I’ll leave (1) and (3) for Asaf, who will doubtless be along shortly.

(2) Suppose that $S=\big\{\{0,1\},\{1,2\}\big\}$; then the function $f:T_0=\{0,1\}\to S$ defined by $f(0)=\{0,1\},f(1)=\{1,2\}$ is a transversal for $S$. So are the functions $g:T_1=\{0,2\}\to S$ defined by $g(0)=\{0,1\},g(2)=\{1,2\}$ and $h:T_2=\{1,2\}\to S$ defined by $h(1)=\{0,1\}$, $h(2)=\{1,2\}$. Each of these functions is a bijection, and the inverse of each is a choice function that selects one element from each of the sets $\{0,1\}$ and $\{1,2\}$. For example, $f^{-1}\big(\{0,1\}\big)=0\in\{0,1\}$ and $f^{-1}\big(\{1,2\}\big)=1\in\{1,2\}$.

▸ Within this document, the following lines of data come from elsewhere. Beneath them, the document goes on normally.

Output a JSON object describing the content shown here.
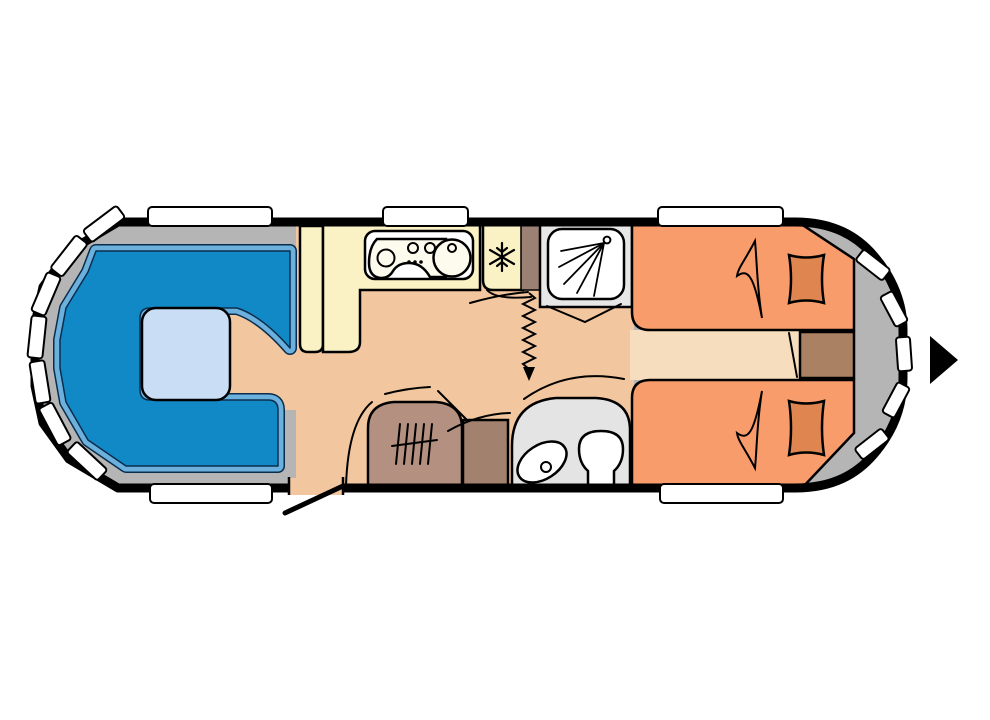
{
  "figure": {
    "type": "caravan-floorplan-diagram"
  },
  "colors": {
    "outline": "#000000",
    "wall_gray": "#b5b5b5",
    "floor": "#f2c79f",
    "aisle": "#f6ddbd",
    "seat": "#1289c7",
    "seat_edge": "#6cb0dd",
    "seat_line": "#0a2d4d",
    "table": "#c9def5",
    "kitchen": "#faf2c4",
    "white": "#ffffff",
    "divider": "#9b8173",
    "shower_room": "#e7e7e7",
    "bed": "#f89c6b",
    "pillow": "#df8550",
    "blanket": "#ef8d58",
    "bedside": "#ab8163",
    "wardrobe": "#b49080",
    "cabinet": "#a2826f",
    "washroom": "#e4e4e4",
    "arrow": "#000000"
  },
  "features": [
    "front-lounge-u-seating",
    "dinette-table",
    "kitchen-counter",
    "hob-and-sink-unit",
    "fridge",
    "curtain-divider",
    "shower-cubicle",
    "single-bed-top",
    "single-bed-bottom",
    "bedside-cabinet",
    "wardrobe",
    "cabinet",
    "washroom-with-basin-and-toilet",
    "entrance-door",
    "travel-direction-arrow",
    "windows"
  ]
}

But each of these inverse functions does more than select one representative from each of the sets in $S$: they select different representatives from different sets. The function $c:S\to\{0,1,2\}$ defined by $c\big\{0,1\}\big)=c\big\{1,2\}\big)=1$ is a choice function for $S$, but it does not select distinct representative from the sets $\{0,1\}$ and $\{1,2\}$; rather, it selects the same object, $1$, as the representative for each of the sets.

(4) The differences between a transversal and a choice function are illustrated by the example above. The first difference is purely formal: a choice function for a family $\mathscr{S}$ of non-empty sets is a function $c$ from $\mathscr{S}$ to $\bigcup\mathscr{S}$ such that $c(S)\in S$ for each $S\in\mathscr{S}$, while a transversal (as defined in the Wikipedia article) is a function $f$ from a subset $T$ of $\bigcup\mathscr{S}$ to $\mathscr{S}$ such that $t\in f(t)$ for each $t\in T$. That is, the functions go in opposite directions. The important difference, though, is that a choice function can pick out the same object from many different sets, while a transversal must pick different elements from different sets.